The TCN-SENet-BiGRU-CBAM model can recognize patterns of long-term spatial and temporal change and realize the prediction of air pollutant concentrations. Experiments conducted on the dataset demonstrate that the suggested model outperforms other sophisticated deep learning prediction models in terms of prediction accuracy and performance.
6. Conclusions
A novel hybrid deep learning model is developed in this study to achieve the prediction of concentrations of air pollutants. First, the selection of model input features is guided by the use of Pearson correlation analysis for the study area’s air pollutants and meteorological data. Then, by making full use of the attention mechanisms SENet and CBAM’s extraction capabilities on spatiotemporal features, the TCN-SENet-BiGRU-CBAM prediction model was built. The model’s TCN module is enhanced in comparison to the conventional TCN by converting the network’s residual connection into preprocessing processes, which boosts the model’s performance and operational efficiency. The proposed model performs better than other advanced baseline models in terms of prediction accuracy and performance, according to the experimental findings of single-step and multi-step prediction. By adding SENet and CBAM, the model can better understand and localize to deeper features than single-structured models like CNN and TCN. It can also make better predictions during periods of intense concentration fluctuations, as well as at peaks and troughs and mutation points. In the prediction task of PM2.5 in Beijing, the root mean square error (RMSE) and mean absolute error (MAE) of the proposed model are in the range of 5.309~14.043 and 3.507~9.200, respectively.

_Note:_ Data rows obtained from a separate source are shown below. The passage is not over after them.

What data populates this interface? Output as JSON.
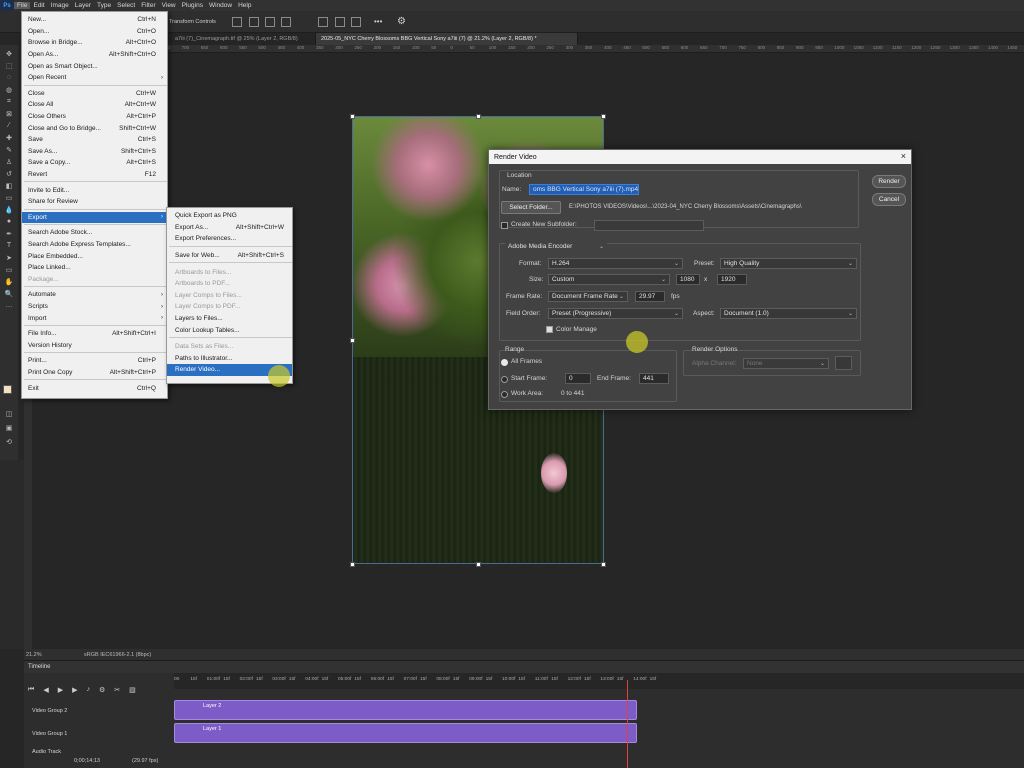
{
  "menubar": {
    "app_badge": "Ps",
    "items": [
      "File",
      "Edit",
      "Image",
      "Layer",
      "Type",
      "Select",
      "Filter",
      "View",
      "Plugins",
      "Window",
      "Help"
    ]
  },
  "options_bar": {
    "transform_controls": "Transform Controls"
  },
  "tabs": [
    {
      "label": "a7iii (7)_Cinemagraph.tif @ 25% (Layer 2, RGB/8)"
    },
    {
      "label": "2025-05_NYC Cherry Blossoms BBG Vertical Sony a7iii (7) @ 21.2% (Layer 2, RGB/8) *"
    }
  ],
  "ruler_ticks": [
    "1100",
    "1050",
    "1000",
    "950",
    "900",
    "850",
    "800",
    "750",
    "700",
    "650",
    "600",
    "550",
    "500",
    "450",
    "400",
    "350",
    "300",
    "250",
    "200",
    "150",
    "100",
    "50",
    "0",
    "50",
    "100",
    "150",
    "200",
    "250",
    "300",
    "350",
    "400",
    "450",
    "500",
    "550",
    "600",
    "650",
    "700",
    "750",
    "800",
    "850",
    "900",
    "950",
    "1000",
    "1050",
    "1100",
    "1150",
    "1200",
    "1250",
    "1300",
    "1350",
    "1400",
    "1450"
  ],
  "file_menu": [
    {
      "label": "New...",
      "shortcut": "Ctrl+N"
    },
    {
      "label": "Open...",
      "shortcut": "Ctrl+O"
    },
    {
      "label": "Browse in Bridge...",
      "shortcut": "Alt+Ctrl+O"
    },
    {
      "label": "Open As...",
      "shortcut": "Alt+Shift+Ctrl+O"
    },
    {
      "label": "Open as Smart Object...",
      "shortcut": ""
    },
    {
      "label": "Open Recent",
      "shortcut": "",
      "arrow": "›"
    },
    {
      "label": "Close",
      "shortcut": "Ctrl+W"
    },
    {
      "label": "Close All",
      "shortcut": "Alt+Ctrl+W"
    },
    {
      "label": "Close Others",
      "shortcut": "Alt+Ctrl+P"
    },
    {
      "label": "Close and Go to Bridge...",
      "shortcut": "Shift+Ctrl+W"
    },
    {
      "label": "Save",
      "shortcut": "Ctrl+S"
    },
    {
      "label": "Save As...",
      "shortcut": "Shift+Ctrl+S"
    },
    {
      "label": "Save a Copy...",
      "shortcut": "Alt+Ctrl+S"
    },
    {
      "label": "Revert",
      "shortcut": "F12"
    },
    {
      "label": "Invite to Edit...",
      "shortcut": ""
    },
    {
      "label": "Share for Review",
      "shortcut": ""
    },
    {
      "label": "Export",
      "shortcut": "",
      "arrow": "›"
    },
    {
      "label": "Search Adobe Stock...",
      "shortcut": ""
    },
    {
      "label": "Search Adobe Express Templates...",
      "shortcut": ""
    },
    {
      "label": "Place Embedded...",
      "shortcut": ""
    },
    {
      "label": "Place Linked...",
      "shortcut": ""
    },
    {
      "label": "Package...",
      "shortcut": ""
    },
    {
      "label": "Automate",
      "shortcut": "",
      "arrow": "›"
    },
    {
      "label": "Scripts",
      "shortcut": "",
      "arrow": "›"
    },
    {
      "label": "Import",
      "shortcut": "",
      "arrow": "›"
    },
    {
      "label": "File Info...",
      "shortcut": "Alt+Shift+Ctrl+I"
    },
    {
      "label": "Version History",
      "shortcut": ""
    },
    {
      "label": "Print...",
      "shortcut": "Ctrl+P"
    },
    {
      "label": "Print One Copy",
      "shortcut": "Alt+Shift+Ctrl+P"
    },
    {
      "label": "Exit",
      "shortcut": "Ctrl+Q"
    }
  ],
  "export_menu": [
    {
      "label": "Quick Export as PNG",
      "shortcut": ""
    },
    {
      "label": "Export As...",
      "shortcut": "Alt+Shift+Ctrl+W"
    },
    {
      "label": "Export Preferences...",
      "shortcut": ""
    },
    {
      "label": "Save for Web...",
      "shortcut": "Alt+Shift+Ctrl+S"
    },
    {
      "label": "Artboards to Files...",
      "shortcut": ""
    },
    {
      "label": "Artboards to PDF...",
      "shortcut": ""
    },
    {
      "label": "Layer Comps to Files...",
      "shortcut": ""
    },
    {
      "label": "Layer Comps to PDF...",
      "shortcut": ""
    },
    {
      "label": "Layers to Files...",
      "shortcut": ""
    },
    {
      "label": "Color Lookup Tables...",
      "shortcut": ""
    },
    {
      "label": "Data Sets as Files...",
      "shortcut": ""
    },
    {
      "label": "Paths to Illustrator...",
      "shortcut": ""
    },
    {
      "label": "Render Video...",
      "shortcut": ""
    }
  ],
  "dialog": {
    "title": "Render Video",
    "location_label": "Location",
    "name_label": "Name:",
    "name_value": "oms BBG Vertical Sony a7iii (7).mp4",
    "select_folder": "Select Folder...",
    "folder_path": "E:\\PHOTOS VIDEOS\\Videos\\...\\2023-04_NYC Cherry Blossoms\\Assets\\Cinemagraphs\\",
    "create_subfolder": "Create New Subfolder:",
    "encoder": "Adobe Media Encoder",
    "format_label": "Format:",
    "format_value": "H.264",
    "preset_label": "Preset:",
    "preset_value": "High Quality",
    "size_label": "Size:",
    "size_value": "Custom",
    "width": "1080",
    "x": "x",
    "height": "1920",
    "frame_rate_label": "Frame Rate:",
    "frame_rate_value": "Document Frame Rate",
    "fps_value": "29.97",
    "fps_unit": "fps",
    "field_order_label": "Field Order:",
    "field_order_value": "Preset (Progressive)",
    "aspect_label": "Aspect:",
    "aspect_value": "Document (1.0)",
    "color_manage": "Color Manage",
    "range_label": "Range",
    "all_frames": "All Frames",
    "start_frame_label": "Start Frame:",
    "start_frame": "0",
    "end_frame_label": "End Frame:",
    "end_frame": "441",
    "work_area_label": "Work Area:",
    "work_area_value": "0 to 441",
    "render_options_label": "Render Options",
    "alpha_label": "Alpha Channel:",
    "alpha_value": "None",
    "render_btn": "Render",
    "cancel_btn": "Cancel"
  },
  "status": {
    "zoom": "21.2%",
    "profile": "sRGB IEC61966-2.1 (8bpc)"
  },
  "timeline": {
    "title": "Timeline",
    "ticks": [
      "00",
      "15f",
      "01:00f",
      "15f",
      "02:00f",
      "15f",
      "03:00f",
      "15f",
      "04:00f",
      "15f",
      "05:00f",
      "15f",
      "06:00f",
      "15f",
      "07:00f",
      "15f",
      "08:00f",
      "15f",
      "09:00f",
      "15f",
      "10:00f",
      "15f",
      "11:00f",
      "15f",
      "12:00f",
      "15f",
      "13:00f",
      "15f",
      "14:00f",
      "15f"
    ],
    "tracks": [
      {
        "group": "Video Group 2",
        "layer": "Layer 2"
      },
      {
        "group": "Video Group 1",
        "layer": "Layer 1"
      }
    ],
    "audio_track": "Audio Track",
    "timecode": "0;00;14;13",
    "fps": "(29.97 fps)"
  },
  "colors": {
    "accent": "#2a6fc1",
    "track": "#7e5cc8",
    "highlight": "#c8c828"
  }
}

Lastly, the model’s robustness and great generalization ability are demonstrated by its excellent performance in predicting the concentrations of other air pollutants. The comprehensive improvement in accuracy and performance of the TCN-SENet-BiGRU-CBAM model provides a strong technical foundation for building a more reliable regional air pollution prediction and warning system. It is expected to become the basis for air pollution warning and prevention. Here is a summary of this paper’s primary contributions:
- (1)
A scientific dataset creation method based on spatio-temporal correlation analysis is demonstrated, taking into account air pollutants with a high degree of connection in other cities outside the prediction area;
- (2)
Improvement of the traditional TCN network: the network’s residual connection layer is moved ahead and transformed into a preprocessing function. It enhances the model’s performance and operational efficiency while lowering runtime overhead;
- (3)
Following the TCN layer, the channel attention mechanism SENet is introduced, which enhances prediction performance and accuracy by efficiently extracting the long-term dependent features of pollutants and meteorological data;
- (4)
Introducing the hybrid attention mechanism CBAM. The feature map spatial dimension attention mechanism of CBAM helps the model focus on key local patterns in the output sequence of BiGRU.
Although the prediction methods proposed in this research have been proven to be superior and applicable, there is yet room for improvement. The next step will involve adding data from multiple monitoring stations in each region as independent features to introduce richer spatial information.